Very nice looking graph. Each quantile captures different parts of the rate range, giving a fuller picture than OLS alone.
Of course for more valid result we need more rigorous evaluation procedure using hold out set and evaluated against evaluation metrics. You get the idea.
Using Quantile Predictions for Business Decisions
Now we can follow the same procedure for estimating quantiles. Let’s say we have two container movements: a 50-mile trip and a 100-mile trip.
movement_df = pd.DataFrame({ "origin": ["A", "C"], "destination": ["B", "D"], "distance_miles": [50, 100] })

Applying the models to predict quantiles for both cases.
def predict_quantiles(models, data): result = data.copy() X = sm.add_constant(data.distance_miles).values for q, model in models.items(): y_pred = model.predict(X) result[f"prediction_Q({q})"] = y_pred return result predict_quantiles(qr_fits, movement_df)

Now we can interpret the result like this:
- For the 50-mile trip, the median market rate is 689 USD, which represent typical customer is likely to pay.

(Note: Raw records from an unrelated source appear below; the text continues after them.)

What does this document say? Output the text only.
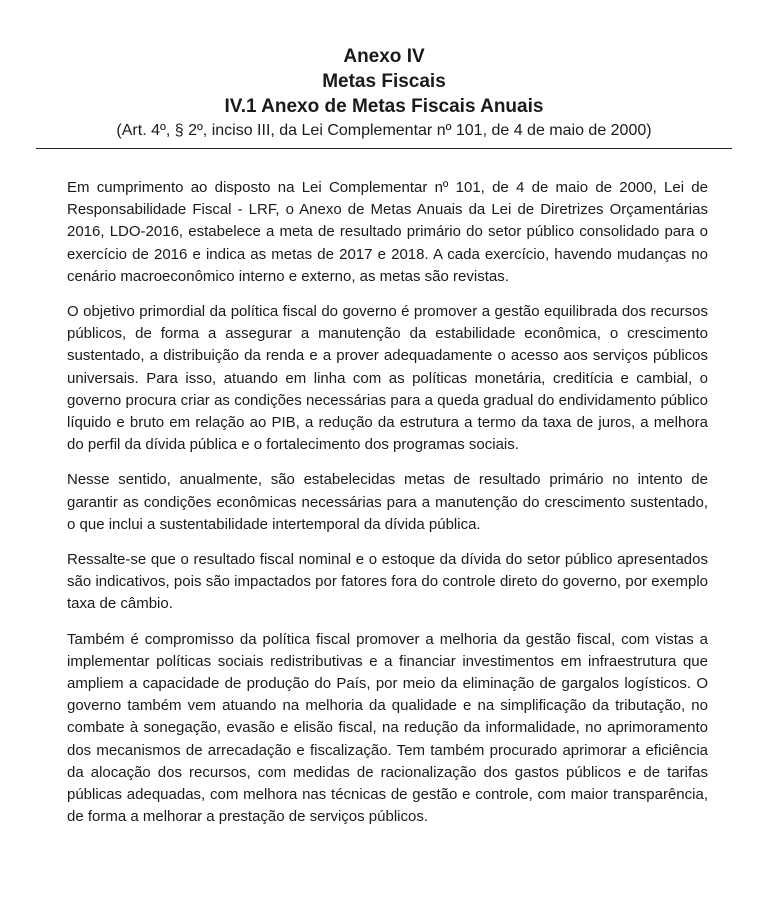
Anexo IV

Metas Fiscais

IV.1 Anexo de Metas Fiscais Anuais

(Art. 4º, § 2º, inciso III, da Lei Complementar nº 101, de 4 de maio de 2000)

Em cumprimento ao disposto na Lei Complementar nº 101, de 4 de maio de 2000, Lei de Responsabilidade Fiscal - LRF, o Anexo de Metas Anuais da Lei de Diretrizes Orçamentárias 2016, LDO-2016, estabelece a meta de resultado primário do setor público consolidado para o exercício de 2016 e indica as metas de 2017 e 2018. A cada exercício, havendo mudanças no cenário macroeconômico interno e externo, as metas são revistas.

O objetivo primordial da política fiscal do governo é promover a gestão equilibrada dos recursos públicos, de forma a assegurar a manutenção da estabilidade econômica, o crescimento sustentado, a distribuição da renda e a prover adequadamente o acesso aos serviços públicos universais. Para isso, atuando em linha com as políticas monetária, creditícia e cambial, o governo procura criar as condições necessárias para a queda gradual do endividamento público líquido e bruto em relação ao PIB, a redução da estrutura a termo da taxa de juros, a melhora do perfil da dívida pública e o fortalecimento dos programas sociais.

Nesse sentido, anualmente, são estabelecidas metas de resultado primário no intento de garantir as condições econômicas necessárias para a manutenção do crescimento sustentado, o que inclui a sustentabilidade intertemporal da dívida pública.

Ressalte-se que o resultado fiscal nominal e o estoque da dívida do setor público apresentados são indicativos, pois são impactados por fatores fora do controle direto do governo, por exemplo taxa de câmbio.

Também é compromisso da política fiscal promover a melhoria da gestão fiscal, com vistas a implementar políticas sociais redistributivas e a financiar investimentos em infraestrutura que ampliem a capacidade de produção do País, por meio da eliminação de gargalos logísticos. O governo também vem atuando na melhoria da qualidade e na simplificação da tributação, no combate à sonegação, evasão e elisão fiscal, na redução da informalidade, no aprimoramento dos mecanismos de arrecadação e fiscalização. Tem também procurado aprimorar a eficiência da alocação dos recursos, com medidas de racionalização dos gastos públicos e de tarifas públicas adequadas, com melhora nas técnicas de gestão e controle, com maior transparência, de forma a melhorar a prestação de serviços públicos.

- If we quote 700 USD, which is very close the median (slightly above it).
- It will be within inter quartile range between Q(0.25) and Q(0.75) so the quote is competitive and reasonable.
- A small reduction (2-3 %) might worth to test to improve competitiveness. For example if current demand is low.

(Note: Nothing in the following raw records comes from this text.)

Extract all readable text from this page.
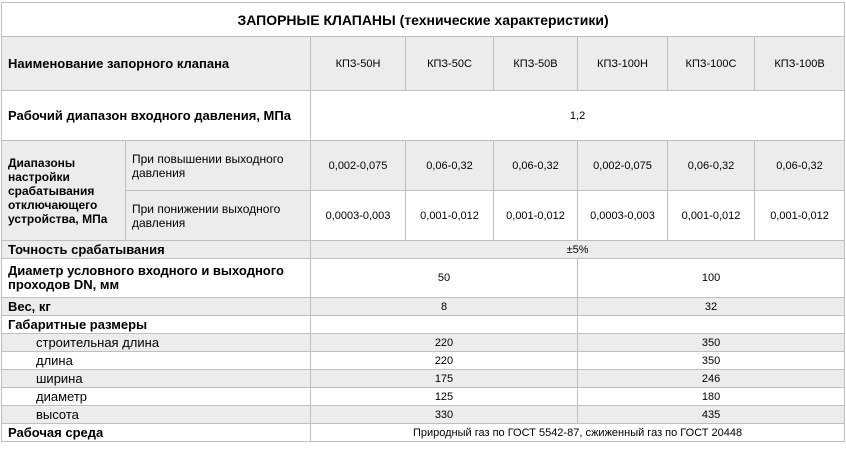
ЗАПОРНЫЕ КЛАПАНЫ (технические характеристики)							
Наименование запорного клапана		КПЗ-50Н	КПЗ-50С	КПЗ-50В	КПЗ-100Н	КПЗ-100С	КПЗ-100В
Рабочий диапазон входного давления, МПа		1,2					
Диапазоны настройки срабатывания отключающего устройства, МПа	При повышении выходного давления	0,002-0,075	0,06-0,32	0,06-0,32	0,002-0,075	0,06-0,32	0,06-0,32
	При понижении выходного давления	0,0003-0,003	0,001-0,012	0,001-0,012	0,0003-0,003	0,001-0,012	0,001-0,012
Точность срабатывания		±5%					
Диаметр условного входного и выходного проходов DN, мм		50			100		
Вес, кг		8			32		
Габаритные размеры							
строительная длина		220			350		
длина		220			350		
ширина		175			246		
диаметр		125			180		
высота		330			435		
Рабочая среда		Природный газ по ГОСТ 5542-87, сжиженный газ по ГОСТ 20448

While for the 100-mile trip,
- The median market rate is 904 USD
- The quote is 1000 USD (10% higher than the median) and sitting around Q(0.75) or the 75th percentile.
- This suggest the quote targets premium customer. The quote is considered higher but not extremely high as it’s still way below 95th percentile.

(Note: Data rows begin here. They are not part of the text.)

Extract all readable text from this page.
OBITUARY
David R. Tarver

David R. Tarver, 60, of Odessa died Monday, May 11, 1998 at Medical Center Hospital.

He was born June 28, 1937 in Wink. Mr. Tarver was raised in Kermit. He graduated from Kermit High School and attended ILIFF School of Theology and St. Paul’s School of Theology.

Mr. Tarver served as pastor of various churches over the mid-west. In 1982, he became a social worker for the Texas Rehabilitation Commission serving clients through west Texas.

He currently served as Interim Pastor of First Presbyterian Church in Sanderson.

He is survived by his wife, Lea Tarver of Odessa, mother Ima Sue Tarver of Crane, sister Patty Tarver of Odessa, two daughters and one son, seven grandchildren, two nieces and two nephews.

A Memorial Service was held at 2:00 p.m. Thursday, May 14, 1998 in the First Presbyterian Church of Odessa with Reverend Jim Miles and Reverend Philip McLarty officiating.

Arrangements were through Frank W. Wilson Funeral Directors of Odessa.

- A small adjustment to the quote might still be reasonable to test if the target is premium customer. Maybe slightly below Q(0.9) or around 1100 USD can still be in consideration.
Here’s another way to look at it. The red dots represent the current quotes, while the shaded blue area shows the typical market range. For the 100-mile trip, moving the dot slightly to the right would mean positioning the quote toward the premium end of the market.

Wrapping Up
So there we have it: a small, curiosity-driven exploration that turned intoa practical model. We started by exploring how distance relates to drayage rates, built a simple OLS model to estimate the average rates, and then extended it with Quantile Regression to capture its variability.
And maybe the best part?
We can now estimate drayage rates and explain why the quote is (or isn’t) competitive without whining about it too much.